Agendas for Homeland Security panels take shape

House and Senate committees do not appear too far apart heading into the new Congress, even though they will be controlled by different parties.

The dust from last week's elections has barely settled, but the landscape of hearings and priorities by the House and Senate homeland security committees is already becoming clear.

Surprisingly, the panels do not appear too far apart heading into the new Congress, even though the chambers will be controlled by different parties. But the Republican-controlled House Homeland Security Committee will likely hold more hearings, take a sharper tone and be more aggressive in criticizing the Obama administration. And the panels will likely differ when it comes to security along the Mexican border.

The House committee is likely to be much more aggressive in criticizing the administration's homeland security efforts when Homeland Security ranking member Rep. Peter King, R-N.Y., takes over the gavel in January. King has been ranking member of the panel for the last four years and was chairman before that.

On border security, King wants legislation that would require the administration to build more physical fencing along the border and step up the arrest and deportation of illegal immigrants. The Senate panel is expected to take a more moderate approach, favoring border security measures in combination with changes to the nation's immigration laws.

King is also likely to use his bully pulpit to criticize key administration officials for not recognizing the changing threat of terrorism. He has been especially critical in the past of White House counterterrorism adviser John Brennan.

"The terror threat has evolved and in many ways is more challenging now than at any time since 9/11," King said in an interview Monday. "We are seeing an increasing number of attacks and plots resulting from radicalization of individuals already residing in the U.S."

Notably, King said he also intends to hold hearings on the terrorist attack at Ft. Hood, Texas, one year ago.

Senate Homeland Security and Governmental Affairs Committee Chairman Joe Lieberman, I-Conn., and ranking member Susan Collins, R-Maine, have already investigated the attack, in which a lone gunman with ties to American-born radical cleric Anwar al-Awlaki killed 13 people and wounded 32 others, and plan to release their findings in the upcoming lame-duck session.

House Republicans might find resistance from the administration in response to their Ft. Hood inquiry, much as Lieberman and Collins encountered during their probe. The senators ended up issuing subpoenas for Pentagon documents the administration would not turn over voluntarily.

"I think the senators decided that [the administration] complied enough to the extent that they can complete their report," Lieberman's spokeswoman said Monday. "They were satisfied with what the administration gave us."

Where the House and Senate committees will find common ground lies in their interest in holding hearings to review what the administration is doing to beef up air-cargo security, protect critical information technology networks, and identify and disrupt terrorist plots inside the United States.

And both committees intend to pass an authorization bill for the Homeland Security Department next year.

An authorization bill has never been enacted, even though the department has grown in size and budget since its creation in 2003. It now has more than 200,000 employees and spends more than $43 billion in taxpayer funds per year.

Not surprisingly, King vowed Monday to stop the administration from closing the military detention center at Guantanamo Bay, Cuba, and to thwart White House efforts to bring terrorism suspects from the facility to the United States for criminal trials in federal civilian courts.

Again, House Republicans are likely to find common ground with Lieberman and Collins on the issue of handling detainees. Lieberman supports the use of military commissions to try detainees and has been critical of efforts to close the detention center at Guantanamo Bay.

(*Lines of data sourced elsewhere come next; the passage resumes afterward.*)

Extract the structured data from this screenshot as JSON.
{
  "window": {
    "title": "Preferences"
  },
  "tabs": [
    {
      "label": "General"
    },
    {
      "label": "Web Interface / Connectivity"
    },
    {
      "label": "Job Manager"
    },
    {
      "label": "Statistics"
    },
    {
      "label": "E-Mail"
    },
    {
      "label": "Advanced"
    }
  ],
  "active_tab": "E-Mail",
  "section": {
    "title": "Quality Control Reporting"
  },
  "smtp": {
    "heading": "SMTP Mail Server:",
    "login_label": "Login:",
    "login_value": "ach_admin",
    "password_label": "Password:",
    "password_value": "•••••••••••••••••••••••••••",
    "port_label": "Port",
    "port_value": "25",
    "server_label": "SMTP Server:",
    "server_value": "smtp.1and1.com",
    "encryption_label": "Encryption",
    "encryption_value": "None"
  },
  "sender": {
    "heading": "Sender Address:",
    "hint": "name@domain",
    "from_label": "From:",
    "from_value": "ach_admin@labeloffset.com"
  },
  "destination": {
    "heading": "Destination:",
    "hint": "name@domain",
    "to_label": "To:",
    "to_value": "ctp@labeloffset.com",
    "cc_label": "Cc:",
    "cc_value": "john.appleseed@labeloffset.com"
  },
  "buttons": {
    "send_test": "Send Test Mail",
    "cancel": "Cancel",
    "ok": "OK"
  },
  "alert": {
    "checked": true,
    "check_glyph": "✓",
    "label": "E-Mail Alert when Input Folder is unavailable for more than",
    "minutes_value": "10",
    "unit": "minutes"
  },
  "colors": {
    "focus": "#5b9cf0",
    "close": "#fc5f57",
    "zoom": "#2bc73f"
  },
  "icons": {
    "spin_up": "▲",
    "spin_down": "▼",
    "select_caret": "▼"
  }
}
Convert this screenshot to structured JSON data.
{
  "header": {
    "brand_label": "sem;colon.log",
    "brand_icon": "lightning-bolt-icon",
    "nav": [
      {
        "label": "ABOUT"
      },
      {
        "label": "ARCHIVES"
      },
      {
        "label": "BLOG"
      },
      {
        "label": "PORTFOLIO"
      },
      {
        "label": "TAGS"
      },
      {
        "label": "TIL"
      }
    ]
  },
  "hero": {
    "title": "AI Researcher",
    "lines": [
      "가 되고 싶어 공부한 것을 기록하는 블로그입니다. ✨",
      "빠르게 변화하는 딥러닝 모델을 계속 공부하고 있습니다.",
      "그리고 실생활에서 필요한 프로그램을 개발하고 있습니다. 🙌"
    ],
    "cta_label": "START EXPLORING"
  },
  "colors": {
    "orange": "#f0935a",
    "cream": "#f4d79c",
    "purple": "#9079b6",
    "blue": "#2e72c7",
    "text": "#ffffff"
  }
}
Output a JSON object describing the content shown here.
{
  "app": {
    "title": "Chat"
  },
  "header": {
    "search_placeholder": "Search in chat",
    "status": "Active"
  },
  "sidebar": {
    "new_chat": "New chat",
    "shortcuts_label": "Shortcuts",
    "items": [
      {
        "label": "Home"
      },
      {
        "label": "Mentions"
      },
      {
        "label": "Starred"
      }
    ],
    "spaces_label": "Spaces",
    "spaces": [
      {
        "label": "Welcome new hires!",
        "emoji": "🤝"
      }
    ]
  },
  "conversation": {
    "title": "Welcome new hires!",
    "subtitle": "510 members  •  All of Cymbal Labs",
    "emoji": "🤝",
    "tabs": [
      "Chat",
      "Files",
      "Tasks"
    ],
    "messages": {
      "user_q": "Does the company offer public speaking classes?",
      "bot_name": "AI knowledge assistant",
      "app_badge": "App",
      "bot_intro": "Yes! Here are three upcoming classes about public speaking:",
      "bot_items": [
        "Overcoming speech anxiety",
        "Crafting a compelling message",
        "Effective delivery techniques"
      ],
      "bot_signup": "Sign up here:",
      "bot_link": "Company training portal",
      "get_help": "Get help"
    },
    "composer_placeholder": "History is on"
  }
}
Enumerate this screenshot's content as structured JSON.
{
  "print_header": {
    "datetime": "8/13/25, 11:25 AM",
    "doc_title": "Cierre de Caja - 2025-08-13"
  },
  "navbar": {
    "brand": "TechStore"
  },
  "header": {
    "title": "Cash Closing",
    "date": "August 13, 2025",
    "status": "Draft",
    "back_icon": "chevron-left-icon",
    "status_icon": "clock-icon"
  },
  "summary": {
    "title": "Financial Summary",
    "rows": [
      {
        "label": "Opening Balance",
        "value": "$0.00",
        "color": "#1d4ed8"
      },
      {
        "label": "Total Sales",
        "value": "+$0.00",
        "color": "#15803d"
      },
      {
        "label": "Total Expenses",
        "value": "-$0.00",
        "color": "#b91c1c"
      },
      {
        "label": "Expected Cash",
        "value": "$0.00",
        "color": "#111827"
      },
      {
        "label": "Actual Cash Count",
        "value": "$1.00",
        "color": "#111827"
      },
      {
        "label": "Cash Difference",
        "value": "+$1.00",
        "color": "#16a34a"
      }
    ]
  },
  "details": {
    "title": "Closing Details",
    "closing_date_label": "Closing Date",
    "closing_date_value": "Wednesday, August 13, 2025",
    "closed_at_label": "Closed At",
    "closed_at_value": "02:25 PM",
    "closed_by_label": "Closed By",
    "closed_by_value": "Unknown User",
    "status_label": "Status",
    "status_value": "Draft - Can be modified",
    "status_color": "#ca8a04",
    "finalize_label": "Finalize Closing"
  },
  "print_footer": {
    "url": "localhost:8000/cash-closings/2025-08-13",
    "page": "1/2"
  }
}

King also plans to press the administration to continue the so-called Securing the Cities program, which maintains sensors around New York City to detect radiological or nuclear devices. The White House has tried to eliminate federal funding for the program.

During the lame-duck session, Lieberman's committee plans a hearing on November 16 on the administration's efforts to improve air-cargo security in response to a failed terrorist plot to ship explosives in cargo packages from Yemen to Jewish centers in Chicago. And the panel plans a November 17 hearing to examine the U.S. government's response to the so-called Stuxnet worm, which affects Windows-operating systems responsible for running critical infrastructure, such as supervisory control and data acquisition, or SCADA, systems.